Palllinghurst pins hope on chrome to stem Sedibelo cash drain

Arne Frandsen, CEO Pallinghurst Resources

PALLINGHURST Resources will produce chrome at Sedibelo Platinum Mines (SPM) from November which would help it restore the operation to profitability after two years of losses in its 2015 and 2016 financial years totalling $150m.

Arne Frandsen, CEO of Pallinghurst Resources, said some 10,000 tonnes in chrome production a month was anticipated from the mine following commissioning of a plant, due to ramp up in November. The expectation is that net cash of R600m a year would be generated based on a conservative chrome price of $180 to $185 per tonne.

Frandsen said Sedibelo had also cut overall costs by a fifth and had reduced production about 23% in Pallinghurst’s last financial year to about 62,000 ounces 4E. There were no plans to return production to former levels in order to conserve cash which fell to just over $22m in Sedibelo’s half-year down from $50m a year earlier.

Sedibelo reported in August a second quarter loss of $19.5m (2016 Q2: 18.8m) which takes losses for the current financial year to $40.6m. However, Frandsen was upbeat regarding prospects for Sedibelo. The second quarter loss was largely owing to currency exchange differences and was therefore a non-cash item.

Asked if there was a risk Pallinghurst might tap shareholders for funds to keep Sedibelo liquid, especially given the poor prospects for the platinum price, he said: “We are debt free and have not returned to shareholders in the past. We don’t plan on it in the future. Given the size of the business and the fact that we have no debt means that we are actually in quite a good position. You can’t assume that we are running out of cash”.

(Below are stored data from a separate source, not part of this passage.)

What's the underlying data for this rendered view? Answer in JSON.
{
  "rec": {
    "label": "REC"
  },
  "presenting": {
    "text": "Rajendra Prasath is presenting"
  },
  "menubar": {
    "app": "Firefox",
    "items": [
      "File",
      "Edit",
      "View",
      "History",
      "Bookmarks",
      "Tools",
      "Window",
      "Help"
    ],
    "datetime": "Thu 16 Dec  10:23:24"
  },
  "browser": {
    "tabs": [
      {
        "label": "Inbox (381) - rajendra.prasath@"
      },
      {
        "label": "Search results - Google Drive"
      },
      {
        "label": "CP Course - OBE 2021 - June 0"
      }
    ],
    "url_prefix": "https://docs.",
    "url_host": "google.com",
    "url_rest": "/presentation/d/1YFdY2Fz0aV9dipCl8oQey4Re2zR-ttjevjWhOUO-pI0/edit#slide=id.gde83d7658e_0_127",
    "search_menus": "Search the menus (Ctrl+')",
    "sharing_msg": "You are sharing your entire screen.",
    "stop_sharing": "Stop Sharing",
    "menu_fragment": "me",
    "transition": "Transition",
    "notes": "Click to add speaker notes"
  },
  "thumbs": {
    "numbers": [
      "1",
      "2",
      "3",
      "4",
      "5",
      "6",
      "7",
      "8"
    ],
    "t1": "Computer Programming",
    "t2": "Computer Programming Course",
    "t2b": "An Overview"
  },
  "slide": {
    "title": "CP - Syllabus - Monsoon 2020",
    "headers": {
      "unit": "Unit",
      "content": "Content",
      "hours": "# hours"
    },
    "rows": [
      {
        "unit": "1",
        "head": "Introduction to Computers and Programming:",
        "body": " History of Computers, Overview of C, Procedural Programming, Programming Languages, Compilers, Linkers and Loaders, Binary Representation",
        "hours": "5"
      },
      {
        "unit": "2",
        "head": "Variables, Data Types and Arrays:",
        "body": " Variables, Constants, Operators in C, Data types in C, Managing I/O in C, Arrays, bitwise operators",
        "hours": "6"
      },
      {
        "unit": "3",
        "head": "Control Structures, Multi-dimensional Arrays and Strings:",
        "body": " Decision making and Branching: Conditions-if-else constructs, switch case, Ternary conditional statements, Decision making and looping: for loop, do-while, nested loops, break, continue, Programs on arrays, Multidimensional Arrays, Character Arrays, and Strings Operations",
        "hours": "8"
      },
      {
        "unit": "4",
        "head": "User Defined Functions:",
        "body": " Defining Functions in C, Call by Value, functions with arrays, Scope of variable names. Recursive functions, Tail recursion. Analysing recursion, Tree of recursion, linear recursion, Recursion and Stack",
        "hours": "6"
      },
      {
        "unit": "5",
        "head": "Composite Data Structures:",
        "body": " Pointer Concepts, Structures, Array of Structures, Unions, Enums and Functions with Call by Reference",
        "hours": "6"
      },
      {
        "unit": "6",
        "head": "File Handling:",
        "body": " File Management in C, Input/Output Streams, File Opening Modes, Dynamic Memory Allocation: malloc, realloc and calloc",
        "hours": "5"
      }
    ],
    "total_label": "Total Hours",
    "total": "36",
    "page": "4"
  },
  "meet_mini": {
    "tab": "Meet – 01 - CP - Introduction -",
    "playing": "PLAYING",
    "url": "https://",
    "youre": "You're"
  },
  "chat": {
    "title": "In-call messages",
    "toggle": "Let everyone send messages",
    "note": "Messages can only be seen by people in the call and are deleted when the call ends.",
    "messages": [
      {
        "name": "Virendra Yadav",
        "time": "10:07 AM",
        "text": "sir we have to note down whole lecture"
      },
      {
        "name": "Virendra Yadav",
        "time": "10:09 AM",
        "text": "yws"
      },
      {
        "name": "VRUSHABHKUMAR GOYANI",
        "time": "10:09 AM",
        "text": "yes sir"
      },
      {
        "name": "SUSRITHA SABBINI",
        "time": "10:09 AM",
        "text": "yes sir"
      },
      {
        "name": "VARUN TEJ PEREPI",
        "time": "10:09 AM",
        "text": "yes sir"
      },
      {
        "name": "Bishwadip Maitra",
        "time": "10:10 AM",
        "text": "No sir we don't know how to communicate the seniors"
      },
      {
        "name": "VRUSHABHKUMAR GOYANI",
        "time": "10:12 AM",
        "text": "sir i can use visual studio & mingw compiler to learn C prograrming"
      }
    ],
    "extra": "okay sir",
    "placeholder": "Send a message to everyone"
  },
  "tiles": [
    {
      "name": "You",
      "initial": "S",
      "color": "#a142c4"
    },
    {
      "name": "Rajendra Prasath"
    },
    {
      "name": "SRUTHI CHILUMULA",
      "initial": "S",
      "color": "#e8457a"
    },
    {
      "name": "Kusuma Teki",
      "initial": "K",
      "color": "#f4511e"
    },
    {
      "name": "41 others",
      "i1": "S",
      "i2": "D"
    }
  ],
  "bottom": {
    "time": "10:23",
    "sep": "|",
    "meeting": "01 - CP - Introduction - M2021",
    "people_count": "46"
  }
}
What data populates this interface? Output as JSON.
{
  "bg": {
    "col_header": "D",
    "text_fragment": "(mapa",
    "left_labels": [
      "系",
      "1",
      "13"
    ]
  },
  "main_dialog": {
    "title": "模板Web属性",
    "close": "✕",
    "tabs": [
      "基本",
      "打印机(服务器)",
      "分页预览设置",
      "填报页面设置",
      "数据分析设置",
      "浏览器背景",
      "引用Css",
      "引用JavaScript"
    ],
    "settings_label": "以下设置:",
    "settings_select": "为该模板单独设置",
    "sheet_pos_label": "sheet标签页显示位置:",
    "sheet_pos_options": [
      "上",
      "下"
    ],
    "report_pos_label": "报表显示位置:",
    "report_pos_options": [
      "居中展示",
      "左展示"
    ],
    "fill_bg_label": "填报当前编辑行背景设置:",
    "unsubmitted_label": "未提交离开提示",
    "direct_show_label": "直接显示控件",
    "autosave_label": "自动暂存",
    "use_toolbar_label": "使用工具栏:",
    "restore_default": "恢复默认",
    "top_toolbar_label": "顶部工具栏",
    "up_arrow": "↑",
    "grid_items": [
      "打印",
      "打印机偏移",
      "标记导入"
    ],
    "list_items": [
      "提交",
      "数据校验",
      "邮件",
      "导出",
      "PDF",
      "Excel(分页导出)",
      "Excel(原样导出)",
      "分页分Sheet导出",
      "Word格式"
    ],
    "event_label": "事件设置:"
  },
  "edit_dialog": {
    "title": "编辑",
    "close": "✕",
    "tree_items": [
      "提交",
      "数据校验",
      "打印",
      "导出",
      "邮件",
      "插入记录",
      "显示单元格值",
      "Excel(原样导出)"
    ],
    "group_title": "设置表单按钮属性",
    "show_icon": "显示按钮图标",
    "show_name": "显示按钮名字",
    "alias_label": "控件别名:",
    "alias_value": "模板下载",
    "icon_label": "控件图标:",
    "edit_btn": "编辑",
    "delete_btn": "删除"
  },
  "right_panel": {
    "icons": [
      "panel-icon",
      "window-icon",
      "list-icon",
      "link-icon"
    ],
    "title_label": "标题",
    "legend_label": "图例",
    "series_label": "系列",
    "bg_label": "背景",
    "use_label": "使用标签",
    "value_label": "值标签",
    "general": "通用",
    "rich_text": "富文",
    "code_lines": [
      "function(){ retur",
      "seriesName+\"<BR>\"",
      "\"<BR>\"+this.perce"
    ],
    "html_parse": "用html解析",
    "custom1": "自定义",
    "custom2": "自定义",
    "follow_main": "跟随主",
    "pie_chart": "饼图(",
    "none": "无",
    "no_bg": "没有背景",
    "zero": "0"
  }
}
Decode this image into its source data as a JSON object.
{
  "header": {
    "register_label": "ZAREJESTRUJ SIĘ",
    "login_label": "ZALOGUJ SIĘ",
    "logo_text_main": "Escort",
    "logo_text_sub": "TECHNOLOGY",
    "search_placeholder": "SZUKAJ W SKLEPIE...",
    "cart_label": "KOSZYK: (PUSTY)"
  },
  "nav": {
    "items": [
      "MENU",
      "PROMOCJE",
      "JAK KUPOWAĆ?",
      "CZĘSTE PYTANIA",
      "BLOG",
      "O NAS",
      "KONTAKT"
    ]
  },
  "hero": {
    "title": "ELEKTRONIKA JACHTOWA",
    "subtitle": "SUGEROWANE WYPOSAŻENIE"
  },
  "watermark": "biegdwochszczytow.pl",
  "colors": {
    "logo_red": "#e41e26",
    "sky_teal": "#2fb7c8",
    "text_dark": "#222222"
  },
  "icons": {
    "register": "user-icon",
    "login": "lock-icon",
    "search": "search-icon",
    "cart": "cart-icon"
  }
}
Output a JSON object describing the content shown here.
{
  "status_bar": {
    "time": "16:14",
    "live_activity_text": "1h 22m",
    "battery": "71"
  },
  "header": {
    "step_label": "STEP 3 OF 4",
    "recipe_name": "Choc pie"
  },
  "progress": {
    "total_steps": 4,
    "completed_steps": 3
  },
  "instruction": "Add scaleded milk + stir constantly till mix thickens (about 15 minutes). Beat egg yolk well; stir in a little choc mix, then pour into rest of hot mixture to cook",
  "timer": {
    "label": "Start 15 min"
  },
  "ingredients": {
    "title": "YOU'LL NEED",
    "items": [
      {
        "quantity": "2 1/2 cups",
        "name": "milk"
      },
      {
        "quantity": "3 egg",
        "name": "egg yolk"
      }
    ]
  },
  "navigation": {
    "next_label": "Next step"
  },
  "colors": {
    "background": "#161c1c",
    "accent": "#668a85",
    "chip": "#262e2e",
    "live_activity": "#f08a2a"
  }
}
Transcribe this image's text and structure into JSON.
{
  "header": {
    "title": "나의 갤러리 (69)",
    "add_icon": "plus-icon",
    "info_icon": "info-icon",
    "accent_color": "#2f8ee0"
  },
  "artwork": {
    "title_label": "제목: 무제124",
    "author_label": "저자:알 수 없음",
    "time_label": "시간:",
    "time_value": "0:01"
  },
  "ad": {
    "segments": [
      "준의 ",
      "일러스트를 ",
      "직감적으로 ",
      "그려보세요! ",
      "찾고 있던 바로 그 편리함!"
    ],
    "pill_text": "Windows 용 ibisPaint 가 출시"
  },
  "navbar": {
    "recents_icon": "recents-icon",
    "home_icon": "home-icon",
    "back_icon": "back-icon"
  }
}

There has been some disquiet regarding Pallinghurst’s $1.75bn valuation of Sedibelo, equal to about R23bn. This puts the mine on a par with the market value placed on Northam Platinum which is approaching production of 400,000 oz/year. The criticism is that Pallinghurst previously linked management fees to the size of their investment’s net asset value which may have clouded the judgement of its executives.

Said Frandsen: “The valuation of Sedibelo in the competent persons report, which is done by SRK, is about $3bn, but we took the valuation of half of that.

“The fact is that Sedibelo has 100 million oz in shallow resources that have not gone sour; maybe there is the value and the fact that we have 4.5 million fatality-free shifts which makes Sedibelo a very different proposition,” he said. Fees are also no longer charged by management since Pallinghurst changed its business model to become a mining company. It was previously an investment house.

Pallinghurst bought out minority shareholders in another of its investments, Gemfields, earlier this year for 32 pence per share despite having a rival offer of 45p/share. The company wrote down its Gemfields investment for $64m which accounted for 79% of the $81m loss Pallinghurst suffered in its 2017 financial year. The balance of the loss consisted of a write-down of Sedibelo of some $16m.

“We have a new beginning at Gemfields and Pallinghurst,” said Frandsen. “We have cut overhead costs in London and the team is fully accountable. Anyone can call me if they have issues with what we are doing. Anyone who wants to do this can talk to me,” he said.